Das endgültige Ausmaß der Krise ist noch immer nicht klar. Aber schon jetzt ist klar: Die Zeit ist reif für einen Systemwechsel. Wir dürfen die Politik nicht damit davon kommen lassen, die Akteure des Finanzmarktkapitalismus in einen Zustand zu versetzen, das Spiel von neuem zu beginnen. Technische Reparaturen reichen nicht. Es ist Zeit für eine Wende. Die Menschen sind nicht länger bereit, den Irrsinn eines Systems zu ertragen, in dem steigender gesellschaftlicher Reichtum destruktive Krisen auslöst. Die Chance ist jetzt da, den Finanzmarktkapitalismus zu Grabe zu tragen! Dafür wird Attac mit allen Bündnispartnern für eine gesellschaftliche Bewegung mobilisieren.

Wir fordern:

Die Verursacher müssen zahlen!

Die Banken entmachten!

Finanzmärkte kontrollieren – ihre Macht brechen!

Steueroasen schließen!

Das Öffentliche den Finanzmärkten entziehen!
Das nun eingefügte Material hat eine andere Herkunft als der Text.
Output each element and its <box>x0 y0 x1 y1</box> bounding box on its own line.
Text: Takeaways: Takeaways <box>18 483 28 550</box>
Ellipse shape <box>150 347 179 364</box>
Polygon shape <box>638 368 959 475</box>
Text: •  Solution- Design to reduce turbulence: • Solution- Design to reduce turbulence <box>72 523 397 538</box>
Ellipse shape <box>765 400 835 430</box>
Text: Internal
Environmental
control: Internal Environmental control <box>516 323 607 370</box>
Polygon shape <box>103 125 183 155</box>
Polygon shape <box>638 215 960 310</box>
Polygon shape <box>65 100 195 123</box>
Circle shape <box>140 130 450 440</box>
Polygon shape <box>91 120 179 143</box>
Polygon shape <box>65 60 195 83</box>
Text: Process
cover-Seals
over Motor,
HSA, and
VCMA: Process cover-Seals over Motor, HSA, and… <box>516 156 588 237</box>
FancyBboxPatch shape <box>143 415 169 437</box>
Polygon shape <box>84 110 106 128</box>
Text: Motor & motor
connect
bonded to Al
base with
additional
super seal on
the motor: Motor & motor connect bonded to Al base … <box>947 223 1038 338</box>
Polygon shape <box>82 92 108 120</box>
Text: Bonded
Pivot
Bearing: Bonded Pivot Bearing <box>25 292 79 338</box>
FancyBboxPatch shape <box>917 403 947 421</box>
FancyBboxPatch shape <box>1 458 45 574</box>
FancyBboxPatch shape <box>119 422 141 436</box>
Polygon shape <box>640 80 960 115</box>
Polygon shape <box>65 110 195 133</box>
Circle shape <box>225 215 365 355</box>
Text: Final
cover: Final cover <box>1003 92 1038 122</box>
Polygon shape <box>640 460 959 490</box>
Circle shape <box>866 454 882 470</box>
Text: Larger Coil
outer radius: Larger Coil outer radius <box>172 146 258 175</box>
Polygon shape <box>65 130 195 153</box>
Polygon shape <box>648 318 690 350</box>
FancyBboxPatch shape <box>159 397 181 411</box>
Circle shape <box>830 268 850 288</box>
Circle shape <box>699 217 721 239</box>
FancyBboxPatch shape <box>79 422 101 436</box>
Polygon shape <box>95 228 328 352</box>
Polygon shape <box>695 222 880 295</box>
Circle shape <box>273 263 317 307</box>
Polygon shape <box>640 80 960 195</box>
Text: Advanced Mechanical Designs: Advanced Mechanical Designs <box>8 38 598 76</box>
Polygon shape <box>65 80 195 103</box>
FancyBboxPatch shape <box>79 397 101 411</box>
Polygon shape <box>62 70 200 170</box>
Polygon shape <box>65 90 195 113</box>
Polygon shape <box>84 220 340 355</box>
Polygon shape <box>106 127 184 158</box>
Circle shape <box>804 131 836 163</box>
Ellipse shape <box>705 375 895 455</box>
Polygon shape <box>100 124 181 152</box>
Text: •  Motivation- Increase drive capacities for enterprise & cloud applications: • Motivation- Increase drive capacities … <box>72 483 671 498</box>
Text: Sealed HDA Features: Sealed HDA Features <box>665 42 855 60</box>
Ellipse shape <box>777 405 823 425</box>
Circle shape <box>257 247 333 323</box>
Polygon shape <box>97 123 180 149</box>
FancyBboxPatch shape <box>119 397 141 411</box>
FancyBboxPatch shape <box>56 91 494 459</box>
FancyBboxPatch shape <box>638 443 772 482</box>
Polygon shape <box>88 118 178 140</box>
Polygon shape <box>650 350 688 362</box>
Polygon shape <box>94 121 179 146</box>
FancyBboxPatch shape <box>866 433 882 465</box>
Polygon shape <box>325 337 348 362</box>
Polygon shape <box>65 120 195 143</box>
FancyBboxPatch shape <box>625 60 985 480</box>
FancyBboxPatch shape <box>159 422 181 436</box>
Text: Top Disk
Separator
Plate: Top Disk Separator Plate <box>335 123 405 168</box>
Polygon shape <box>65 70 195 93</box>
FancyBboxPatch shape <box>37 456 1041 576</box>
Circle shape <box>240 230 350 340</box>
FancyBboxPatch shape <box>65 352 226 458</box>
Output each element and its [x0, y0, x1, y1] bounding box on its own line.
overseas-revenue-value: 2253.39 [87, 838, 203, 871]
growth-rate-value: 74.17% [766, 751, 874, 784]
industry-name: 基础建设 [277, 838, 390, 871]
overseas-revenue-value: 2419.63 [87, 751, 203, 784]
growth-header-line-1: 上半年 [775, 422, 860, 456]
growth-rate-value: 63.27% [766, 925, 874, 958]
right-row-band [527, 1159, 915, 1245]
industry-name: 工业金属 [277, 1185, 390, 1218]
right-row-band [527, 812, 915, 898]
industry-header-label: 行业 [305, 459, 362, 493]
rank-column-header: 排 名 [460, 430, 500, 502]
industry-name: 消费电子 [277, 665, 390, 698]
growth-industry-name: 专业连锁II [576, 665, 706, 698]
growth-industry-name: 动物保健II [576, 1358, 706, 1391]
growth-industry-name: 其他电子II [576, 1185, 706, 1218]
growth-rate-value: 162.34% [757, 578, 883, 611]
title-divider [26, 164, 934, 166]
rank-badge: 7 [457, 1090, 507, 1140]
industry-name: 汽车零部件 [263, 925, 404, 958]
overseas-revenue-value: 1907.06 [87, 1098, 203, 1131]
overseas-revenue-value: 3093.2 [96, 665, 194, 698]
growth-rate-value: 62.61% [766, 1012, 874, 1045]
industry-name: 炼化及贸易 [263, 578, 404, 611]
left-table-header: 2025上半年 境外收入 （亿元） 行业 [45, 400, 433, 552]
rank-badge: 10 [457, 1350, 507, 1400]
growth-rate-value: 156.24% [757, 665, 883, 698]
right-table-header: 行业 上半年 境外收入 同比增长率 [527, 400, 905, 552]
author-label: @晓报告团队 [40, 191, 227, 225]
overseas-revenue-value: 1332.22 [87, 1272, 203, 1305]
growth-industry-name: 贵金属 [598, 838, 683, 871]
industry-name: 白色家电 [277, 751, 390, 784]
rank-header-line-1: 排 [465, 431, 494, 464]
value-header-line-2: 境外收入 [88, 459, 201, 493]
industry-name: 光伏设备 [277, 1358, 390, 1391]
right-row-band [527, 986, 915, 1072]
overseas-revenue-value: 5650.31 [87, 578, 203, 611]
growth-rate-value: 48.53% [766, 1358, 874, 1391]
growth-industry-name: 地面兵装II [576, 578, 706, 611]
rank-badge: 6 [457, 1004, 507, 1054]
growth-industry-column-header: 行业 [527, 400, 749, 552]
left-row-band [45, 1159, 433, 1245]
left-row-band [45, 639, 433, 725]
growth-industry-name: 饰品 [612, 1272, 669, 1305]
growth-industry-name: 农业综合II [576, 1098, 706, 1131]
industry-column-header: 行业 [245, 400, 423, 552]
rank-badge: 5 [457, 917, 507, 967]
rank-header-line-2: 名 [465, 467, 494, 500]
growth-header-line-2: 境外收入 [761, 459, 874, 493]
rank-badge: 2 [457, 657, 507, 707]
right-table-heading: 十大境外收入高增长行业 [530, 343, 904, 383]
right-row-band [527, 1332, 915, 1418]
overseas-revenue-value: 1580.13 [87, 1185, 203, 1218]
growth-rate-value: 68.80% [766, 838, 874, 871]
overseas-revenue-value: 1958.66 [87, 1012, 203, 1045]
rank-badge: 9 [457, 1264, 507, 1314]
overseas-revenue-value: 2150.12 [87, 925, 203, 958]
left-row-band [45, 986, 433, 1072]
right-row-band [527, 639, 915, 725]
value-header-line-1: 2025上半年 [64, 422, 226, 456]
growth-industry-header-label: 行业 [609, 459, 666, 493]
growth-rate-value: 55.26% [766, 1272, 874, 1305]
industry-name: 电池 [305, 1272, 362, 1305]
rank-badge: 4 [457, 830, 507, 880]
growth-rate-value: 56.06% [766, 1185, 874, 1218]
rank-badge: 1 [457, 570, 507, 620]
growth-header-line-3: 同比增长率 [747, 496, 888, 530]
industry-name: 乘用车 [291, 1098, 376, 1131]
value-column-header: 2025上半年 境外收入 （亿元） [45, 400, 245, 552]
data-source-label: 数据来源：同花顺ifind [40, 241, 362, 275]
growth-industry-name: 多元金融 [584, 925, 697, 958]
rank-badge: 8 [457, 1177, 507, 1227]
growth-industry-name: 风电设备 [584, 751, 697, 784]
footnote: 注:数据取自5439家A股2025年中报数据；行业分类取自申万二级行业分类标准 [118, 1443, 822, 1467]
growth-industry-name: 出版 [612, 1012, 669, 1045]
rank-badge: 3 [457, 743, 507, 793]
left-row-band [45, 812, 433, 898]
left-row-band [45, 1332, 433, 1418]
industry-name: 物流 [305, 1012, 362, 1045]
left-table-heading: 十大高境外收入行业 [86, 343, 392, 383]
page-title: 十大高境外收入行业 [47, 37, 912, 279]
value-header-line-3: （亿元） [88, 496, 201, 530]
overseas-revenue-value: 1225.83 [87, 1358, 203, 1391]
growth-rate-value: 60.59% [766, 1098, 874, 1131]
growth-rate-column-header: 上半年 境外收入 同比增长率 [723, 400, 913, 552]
Die Krise sozial bewältigen!

(Die Erklärungen/Begründungen der Forderungen finden sich im Volltext)

Zum Auftakt ruft Attac zu einer Protestkundgebung vor dem Bundesfinanzministerium am 30. Oktober um 17 Uhr auf. Unter dem Motto "Die Verursacher sollen selbst zahlen, holt das Geld von den Reichen" werden wir Steinbrück auf die Pelle rücken.